Поздно вечером Бардин услышал под окном голос друга:
– Одевайся, да попроворнее… Впрочем, можешь накинуть плащик.
– А ты небось при галстуке, Сергей?
Бекетов засмеялся: не упустил возможности Бардин напомнить ему о галстуке.
– Ну, одевайся, одевайся.
Бардин, разумеется, галстука надевать не стал – солнце давно село, но зной не торопился уйти из Тегерана.
– Господи, где ты отыскал этакую «Антилопу»? – спросил Бардин, заметив у подъезда машину. – Это что же… «форд-меркурий» или «фиат»?
– Всего-навсего старик «мерседес». Садись… посольские должны ездить в лимузинах, – улыбнулся Бекетов. – Можно было бы и пешком дойти, да в автомобиле как-то удобнее.
По неширокой улице, обсаженной акациями и серебристым тополем, они стали удаляться от посольства.
– Да объясни мне, бога ради, куда ты меня везешь? – взмолился Бардин, но Сергей Петрович сказал только:
– Потерпи…
Точно чадра пала на персидскую столицу – темно.
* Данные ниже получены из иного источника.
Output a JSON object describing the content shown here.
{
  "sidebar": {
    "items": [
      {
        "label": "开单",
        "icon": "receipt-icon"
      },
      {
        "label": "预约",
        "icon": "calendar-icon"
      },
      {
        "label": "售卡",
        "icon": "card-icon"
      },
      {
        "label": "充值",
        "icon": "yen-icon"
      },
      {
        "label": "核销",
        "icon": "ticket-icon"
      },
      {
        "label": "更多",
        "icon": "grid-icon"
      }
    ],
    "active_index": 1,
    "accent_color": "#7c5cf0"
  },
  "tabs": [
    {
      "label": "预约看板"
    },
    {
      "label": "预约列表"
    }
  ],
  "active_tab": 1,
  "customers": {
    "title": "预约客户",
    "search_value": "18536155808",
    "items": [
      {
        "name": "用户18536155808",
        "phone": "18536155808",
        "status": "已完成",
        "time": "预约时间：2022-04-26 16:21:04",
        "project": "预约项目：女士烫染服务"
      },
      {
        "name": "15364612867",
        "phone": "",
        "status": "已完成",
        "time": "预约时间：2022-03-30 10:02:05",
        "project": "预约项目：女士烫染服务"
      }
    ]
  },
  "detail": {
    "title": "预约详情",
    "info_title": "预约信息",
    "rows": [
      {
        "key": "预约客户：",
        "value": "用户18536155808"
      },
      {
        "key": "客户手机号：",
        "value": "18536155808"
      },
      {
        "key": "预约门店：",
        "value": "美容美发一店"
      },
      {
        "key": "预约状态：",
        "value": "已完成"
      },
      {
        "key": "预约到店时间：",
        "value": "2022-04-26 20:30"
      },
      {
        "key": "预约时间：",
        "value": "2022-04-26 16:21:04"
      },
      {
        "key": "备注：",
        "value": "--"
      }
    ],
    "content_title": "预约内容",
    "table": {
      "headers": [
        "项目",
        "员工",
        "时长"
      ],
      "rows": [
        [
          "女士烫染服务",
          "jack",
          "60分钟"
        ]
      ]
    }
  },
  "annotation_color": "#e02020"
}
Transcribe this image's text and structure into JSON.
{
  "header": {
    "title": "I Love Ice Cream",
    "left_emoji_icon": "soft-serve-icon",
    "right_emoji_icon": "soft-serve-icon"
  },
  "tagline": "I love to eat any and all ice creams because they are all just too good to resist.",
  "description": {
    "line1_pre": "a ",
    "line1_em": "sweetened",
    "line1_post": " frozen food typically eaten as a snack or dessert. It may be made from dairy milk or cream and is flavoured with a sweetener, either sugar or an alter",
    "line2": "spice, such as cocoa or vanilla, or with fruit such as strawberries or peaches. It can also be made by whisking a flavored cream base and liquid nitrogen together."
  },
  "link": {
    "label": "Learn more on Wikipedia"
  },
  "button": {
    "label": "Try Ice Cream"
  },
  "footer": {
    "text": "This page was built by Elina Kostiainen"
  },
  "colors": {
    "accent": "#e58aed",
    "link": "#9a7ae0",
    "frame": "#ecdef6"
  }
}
Высокие платаны сомкнулись с черным небом. В арыках, выхваченная фарами, поблескивала вода, да в глубине садов, железная листва которых не хочет опадать, подсвеченные незримым огнем, голубеют стены особняков.
– Кажется… вот здесь, – Бекетов вышел. – Да, здесь.
Наверно, это сообщили Егору Ивановичу даже не слова, произнесенные Бекетовым, а сам голос, волнение, прорвавшееся наружу: предстояло увидеть значительное.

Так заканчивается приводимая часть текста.